Breguet Tradition Tourbillon 7047 : De la graine au fruit, deux siècles

Longue ascendance

La nouvelle Tradition 7047 en est le fruit. Comme toutes celles qui l’ont précédées, cette pièce n’est elle-même qu’une étape. Breguet était en réflexion permanente et son style, dont les fondements sont pourtant bien identifiés (aiguilles, guillochage, cannelures, etc.) est en réalité en progression et mutation constantes. 

L’homme avance par touches, par essais. Il construit ses montres comme il a construit son réseau commercial et personnel : par étapes, avec détermination mais infime précaution. Ce qui donne la sensation, de loin, d’une progression lente et linéaire. « De loin », c’est-à-dire vu d’aujourd’hui. Mais pas en adoptant le bon régime d’historicité, comme l’a théorisé François Hartog. En reprenant la perspective du vivant de Breguet, on peut mesurer le caractère profondément audacieux, parfois transgressif, de son œuvre. 

Breguet Tradition Tourbillon 7047 : De la graine au fruit, deux siècles

Nouvelle interprétation

La « nouvelle » 7047 ne l’est en réalité pas véritablement. La première itération date de 2010. La collection Tradition est encore assez jeune : elle n’a été créée qu’en 2005. C’est pourquoi la 7047 en était déjà, à l’époque, un jalon important, avec un mouvement très démonstratif. Celui-ci est clairement construit dans la perspective de l’absolue chronométrie, grâce aux deux organes maîtres en la matière : le tourbillon (breveté par...Breguet), et la chaîne-fusée, qui assure la linéarité du couple délivré au premier. 
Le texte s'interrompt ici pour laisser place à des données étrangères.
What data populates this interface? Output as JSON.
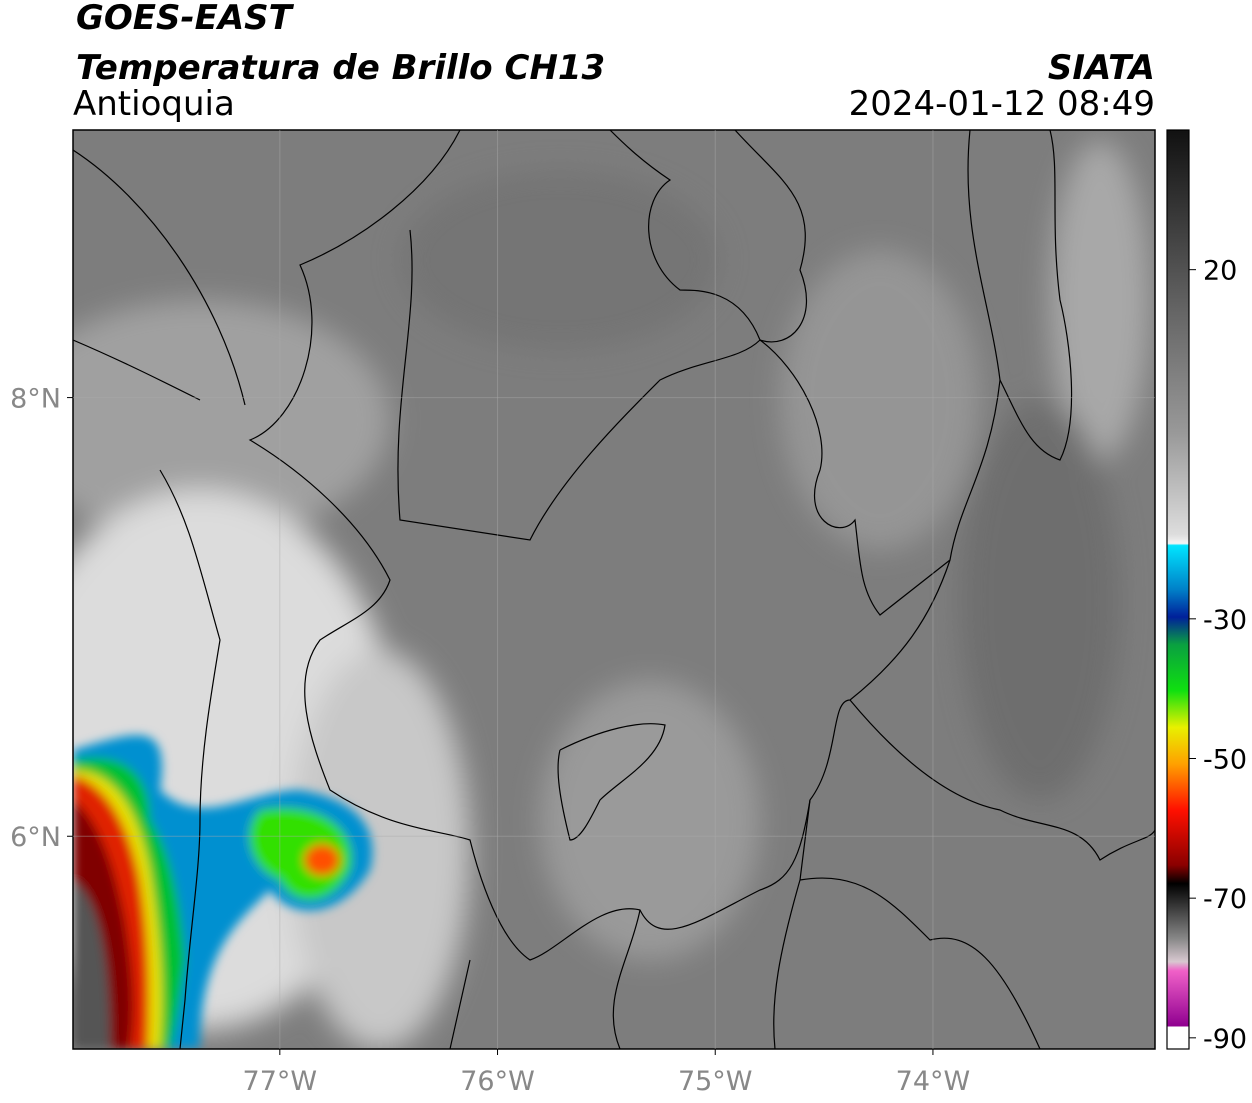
{
  "header": {
    "title": "GOES-EAST",
    "subtitle": "Temperatura de Brillo CH13",
    "region": "Antioquia",
    "source": "SIATA",
    "datetime": "2024-01-12 08:49"
  },
  "map": {
    "xlim": [
      -77.95,
      -72.98
    ],
    "ylim": [
      5.03,
      9.22
    ],
    "xticks": [
      {
        "value": -77,
        "label": "77°W"
      },
      {
        "value": -76,
        "label": "76°W"
      },
      {
        "value": -75,
        "label": "75°W"
      },
      {
        "value": -74,
        "label": "74°W"
      }
    ],
    "yticks": [
      {
        "value": 8,
        "label": "8°N"
      },
      {
        "value": 6,
        "label": "6°N"
      }
    ],
    "grid": true
  },
  "colorbar": {
    "lim": [
      -91.6,
      40
    ],
    "ticks": [
      20,
      -30,
      -50,
      -70,
      -90
    ]
  }
}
Cette régulation très technique surprendra l’historien : la collection Tradition est inspirée des montres de souscription de Breguet, conçues pour être un summum de simplicité. Elles sont décrites dans son prospectus de 1797 : « Le prix des montres sera de 600 livres ; le quart de cette somme se paiera en souscrivant ; la construction ne souffrira point de retard, et la livraison se fera en suivant l’ordre des souscriptions (…). Elles se distinguent par leur simplicité et par une disposition qui garantit l’échappement des accidens (sic) les plus graves, même en cas de chutes. La disposition du rouage, l’échappement et le régulateur, le compensateur du chaud et du froid sont si à découverts et si faciles à saisir, que tout observateur attentif peut juger d’un seul coup d’œil (…) de l’harmonie du travail et de la sûreté des effets ».

Breguet Tradition Tourbillon 7047 : De la graine au fruit, deux siècles

Silence, ça tourne

L’esthétique de la Tradition 7047 en est une traduction. Son heure décentrée semble relativement courante de nos jours. Chez Breguet, elle fut rare. On la trouve sur certaines pièces très particulières, comme les montres à tact N° 955, 1106 ou 2292 (et l’histoire est facétieuse : les premières montres à tact étaient, dans les registres Breguet, des montres...à souscription). Si la petite seconde ou les complications tierces étaient toujours décentrées, ce n’était que très rarement le cas pour les heures et minutes, presque toujours centrales. 

Dans la 7047, le mouvement a effectué une rotation d’une heure dans le sens horaire : le tourbillon n’est plus à midi, mais plutôt à 1h. Le cadran horaire n’est plus à 6h, mais à 7h. Une légère rotation de 30° droite d’apparence simple, mais techniquement assez subtile car la couronne, elle, est restée à 3h. 

De surcroît, cette rotation droite du couple tourbillon / cadran est décorrélée du binôme fusée / chaîne. La première est à 5h, la seconde à 9h : même si l’ensemble est harmonieux, il n’y a pourtant pas d’exacte symétrie entre les différents organes de la montre – ce qui est très rare en horlogerie contemporaine. 

Détail de géomètre ? Subtilité de collectionneur ? Loin de là. Car c’est par ce type de détail, presque imperceptible, que l’on peut comprendre que Breguet n’est pas classique, mais néo-classique. Il comprend les codes de son époque, les assimile, les transforme et les porte vers de nouveaux horizons. 

En cela, et bien que la comparaison puisse surprendre, Breguet est plus proche d’une Legacy Machine de MB&F, d’une H. Moser & Cie, que d’une Calatrava de Patek Philippe. Car il y a plus de deux siècles, Breguet produisait des pièces qui portaient en elles les graines d’un mouvement esthétique subtilement disruptif dont la nouvelle garde horlogère récolte aujourd’hui les fruits.